A report Thursday from the government is expected to show that consumer inflation leapt 7.9% in February compared with 12 months earlier, according to data provider FactSet. That would be the biggest such increase since January 1982. Analysts have also estimated that prices rose 0.7% from January to February.

For most Americans, inflation is running far ahead of the pay raises that many have received in the past year, making it harder for them to afford necessities like food, gas and rent. As a consequence, inflation has become the top political threat to Biden and congressional Democrats as the midterm elections draw closer. Small business people now say in surveys that it’s their primary economic concern, too.

Seeking to stem the inflation surge, the Federal Reserve is set to raise interest rates several times this year beginning with a modest hike next week. The Fed faces a delicate challenge, though: If it tightens credit too aggressively this year, it risks undercutting the economy and perhaps triggering a recession.

For now, solid consumer spending, spurred in part by a further reopening of the economy as omicron fades, on top of higher wages and pricier gas, will likely send inflation higher for months. Gas prices spiked to $4.25 Wednesday, up about 55 cents a gallon just since the end of February.

Oil prices did fall back Wednesday on reports that the United Arab Emirates will urge fellow OPEC members to boost production. U.S. oil was down 12% to $108.70 a barrel, though still up sharply from about $90 before Russia’s invasion.

Yet energy markets have been so volatile that it’s impossible to know if the decline will stick. If Europe were to join the U.S. and the United Kingdom and bar Russian oil imports, analysts estimate that prices could soar as high as $160 a barrel.

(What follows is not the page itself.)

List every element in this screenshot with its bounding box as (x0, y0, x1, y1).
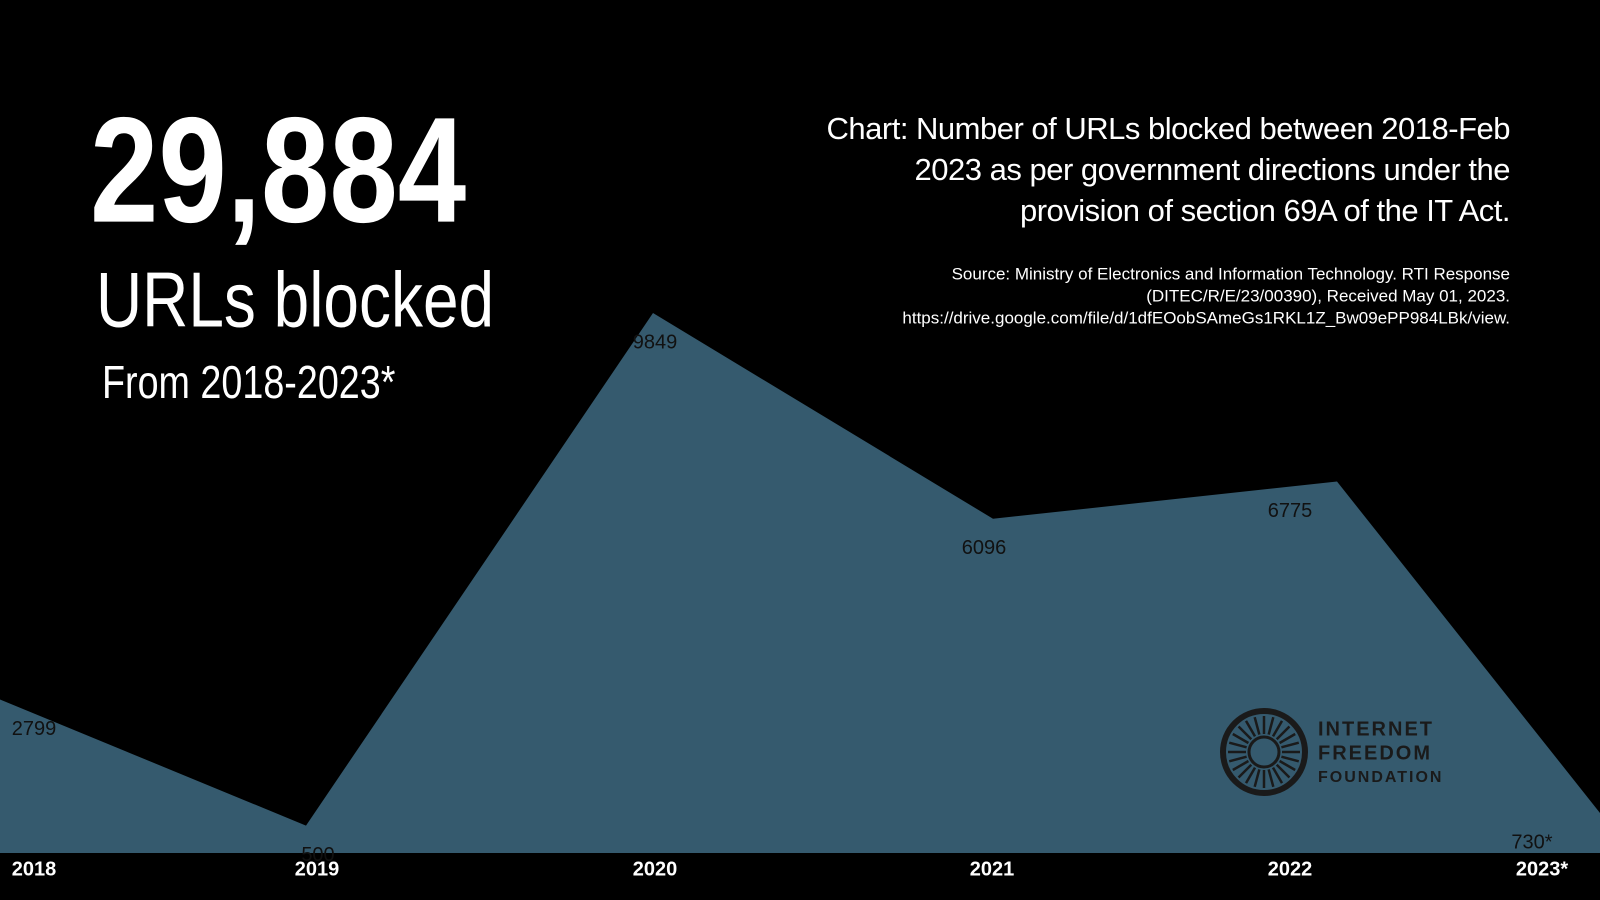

The economic consequences of Russia’s war against Ukraine have upended a broad assumption among many economists and at the Fed: That inflation would begin to ease this spring because prices rose so much in March and April of 2021 that comparisons to a year ago would decline.

“Any hope that inflation will peak in the near term is long gone,” said Eric Winograd, senior economist at asset manager AllianceBernstein.

Should gas prices remain near their current levels, Winograd estimates that inflation could reach as high as 9% in March or April.

The cost of wheat, corn, cooking oils and such metals as aluminum and nickel have also soared since the invasion. Ukraine and Russia are leading exporters of those commodities.

Even before Russia’s invasion, inflation was not only rising sharply but also broadening into additional sectors of the economy. Many prices have jumped over the past year because heavy demand has run into short supplies of items like autos, building materials and household goods.

But in other areas unaffected by the pandemic, like rents, costs are also surging at the fastest pace in decades. Steady job growth is encouraging more people to move into their own apartments, elevating rental costs by the most in two decades. Apartment vacancy rates have reached their lowest level since 1984.

In the final three months of last year, wages and salaries jumped 4.5%, the sharpest such increase in at least 20 years. Those pay increases have, in turn, led many companies to raise prices to offset their higher labor costs.

Soaring energy costs pose a particular challenge for the Fed. Higher gas prices tend to both accelerate inflation and weaken economic growth. That’s because as their paychecks are eroded at the gas pump, consumers typically spend less in other ways.

That pattern is similar to the “stagflation” dynamic that made the economy of the 1970s miserable for many Americans. Most economists, though, say they think the U.S. economy is growing strongly enough that another recession is unlikely, even with higher inflation.